Los graves incidentes acaecidos este verano en Lloret de Mar -protagonizados casi en exclusiva por un reducido número de turistas extranjeros allí desplazados con el señuelo de la borrachera asegurada-, así como los sucesos que han tenido lugar en las fiestas mayores de Gràcia y Sants -en ambos casos con protagonistas mayoritariamente locales-, son síntomas de una crisis social mucho más grave y profunda. Una crisis que afecta al conjunto de nuestro modelo de sociedad y, por tanto, a sus valores de referencia.
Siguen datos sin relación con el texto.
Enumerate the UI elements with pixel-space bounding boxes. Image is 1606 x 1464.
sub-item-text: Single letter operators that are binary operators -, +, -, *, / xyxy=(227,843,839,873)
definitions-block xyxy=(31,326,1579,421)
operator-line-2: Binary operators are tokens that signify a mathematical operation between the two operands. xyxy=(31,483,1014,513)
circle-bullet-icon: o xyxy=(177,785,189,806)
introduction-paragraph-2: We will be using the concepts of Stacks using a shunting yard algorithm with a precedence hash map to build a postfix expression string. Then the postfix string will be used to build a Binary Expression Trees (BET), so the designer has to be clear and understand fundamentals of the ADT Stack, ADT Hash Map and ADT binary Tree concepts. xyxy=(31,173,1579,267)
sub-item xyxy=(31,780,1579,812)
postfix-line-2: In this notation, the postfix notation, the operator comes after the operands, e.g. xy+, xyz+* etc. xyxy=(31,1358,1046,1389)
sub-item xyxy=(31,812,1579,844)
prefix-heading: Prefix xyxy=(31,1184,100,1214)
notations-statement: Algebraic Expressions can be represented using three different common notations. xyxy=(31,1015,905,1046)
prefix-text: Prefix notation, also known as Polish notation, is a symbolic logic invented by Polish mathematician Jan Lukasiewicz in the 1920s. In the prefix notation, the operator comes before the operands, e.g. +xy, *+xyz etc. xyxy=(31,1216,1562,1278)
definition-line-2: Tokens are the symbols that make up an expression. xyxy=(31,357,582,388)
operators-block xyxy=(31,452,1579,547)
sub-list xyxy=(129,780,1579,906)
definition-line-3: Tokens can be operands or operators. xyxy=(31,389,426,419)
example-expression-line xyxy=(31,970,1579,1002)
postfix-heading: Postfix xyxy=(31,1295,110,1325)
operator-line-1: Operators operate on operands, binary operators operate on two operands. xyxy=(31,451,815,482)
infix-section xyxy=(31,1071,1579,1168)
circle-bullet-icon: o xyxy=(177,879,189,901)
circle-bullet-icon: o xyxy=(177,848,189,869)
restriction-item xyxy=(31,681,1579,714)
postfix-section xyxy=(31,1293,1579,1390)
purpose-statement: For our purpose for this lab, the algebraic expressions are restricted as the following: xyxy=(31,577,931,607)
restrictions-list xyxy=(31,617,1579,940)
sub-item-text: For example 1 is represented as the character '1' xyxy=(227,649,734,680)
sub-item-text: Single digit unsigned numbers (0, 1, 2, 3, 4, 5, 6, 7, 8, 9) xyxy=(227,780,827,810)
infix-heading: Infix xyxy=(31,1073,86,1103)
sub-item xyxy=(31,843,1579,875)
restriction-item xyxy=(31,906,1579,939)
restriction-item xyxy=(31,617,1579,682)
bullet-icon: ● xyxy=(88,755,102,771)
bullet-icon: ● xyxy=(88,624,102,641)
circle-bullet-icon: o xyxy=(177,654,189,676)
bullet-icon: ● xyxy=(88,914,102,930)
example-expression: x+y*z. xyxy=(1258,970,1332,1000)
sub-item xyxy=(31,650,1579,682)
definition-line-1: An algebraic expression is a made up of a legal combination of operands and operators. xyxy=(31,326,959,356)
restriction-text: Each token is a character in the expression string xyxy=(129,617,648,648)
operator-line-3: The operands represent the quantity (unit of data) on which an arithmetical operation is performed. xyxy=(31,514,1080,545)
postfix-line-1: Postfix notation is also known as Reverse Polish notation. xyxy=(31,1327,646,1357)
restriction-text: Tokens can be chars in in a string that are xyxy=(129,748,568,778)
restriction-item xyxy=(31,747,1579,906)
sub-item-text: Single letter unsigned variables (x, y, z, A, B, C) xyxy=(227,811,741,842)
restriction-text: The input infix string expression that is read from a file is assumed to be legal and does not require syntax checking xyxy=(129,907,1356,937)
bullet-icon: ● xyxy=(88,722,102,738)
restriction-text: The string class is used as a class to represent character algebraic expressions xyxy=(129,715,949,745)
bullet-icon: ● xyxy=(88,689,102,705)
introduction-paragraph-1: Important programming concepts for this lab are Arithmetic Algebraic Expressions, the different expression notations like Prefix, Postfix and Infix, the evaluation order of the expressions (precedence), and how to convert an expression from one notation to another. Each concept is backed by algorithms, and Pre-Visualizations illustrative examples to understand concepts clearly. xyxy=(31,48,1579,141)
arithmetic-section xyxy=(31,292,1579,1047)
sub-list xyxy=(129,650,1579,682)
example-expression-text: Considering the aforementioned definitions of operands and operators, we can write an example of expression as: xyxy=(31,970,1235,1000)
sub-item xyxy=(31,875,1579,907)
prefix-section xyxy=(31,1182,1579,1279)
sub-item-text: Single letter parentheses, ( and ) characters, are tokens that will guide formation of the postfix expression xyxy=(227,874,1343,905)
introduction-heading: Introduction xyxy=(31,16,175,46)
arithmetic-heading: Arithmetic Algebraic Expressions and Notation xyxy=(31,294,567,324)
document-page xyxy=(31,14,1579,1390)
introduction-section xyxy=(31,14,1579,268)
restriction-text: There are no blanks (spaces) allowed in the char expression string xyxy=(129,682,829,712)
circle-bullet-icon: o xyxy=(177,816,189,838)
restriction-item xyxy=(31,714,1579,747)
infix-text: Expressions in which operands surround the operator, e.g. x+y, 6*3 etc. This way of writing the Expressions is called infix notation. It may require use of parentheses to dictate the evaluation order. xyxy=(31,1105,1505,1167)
Ésta es una cuestión que concierne a todas nuestras administraciones, tanto locales y autonómicas como estatales y comunitarias, pero evidentemente también al conjunto de la sociedad. Afecta también a los agentes económicos y sociales vinculados con el ya mencionado "complejo lúdico-industrial", pero también a los profesionales de los grandes medios de comunicación, a los creativos de la publicidad y a los creadores de opinión, a los educadores y sobre todo a las familias, que no pueden abdicar de sus propias responsabilidades formativas.

No se trata simplemente de revisar un modelo de política turística que cada vez está más en crisis, ese modelo de turismo masivo de sol, playa, ruido y borrachera que hasta ahora ha sido tan lucrativo para algunos pero que ya comienza a estar agotado. Se trata de saber ofrecer otros modelos de diversión que no estén basados en la algarada, el ruido y la ingesta de todo tipo de sustancias tóxicas. Se trata de saber crear otras manifestaciones lúdicas mucho más gratificantes, sin tener que caer por ello en formas ya periclitadas. Se trata, en definitiva, de revisar todo un modelo de sociedad y de dotarle de unos valores de referencia basados en el civismo y el respeto.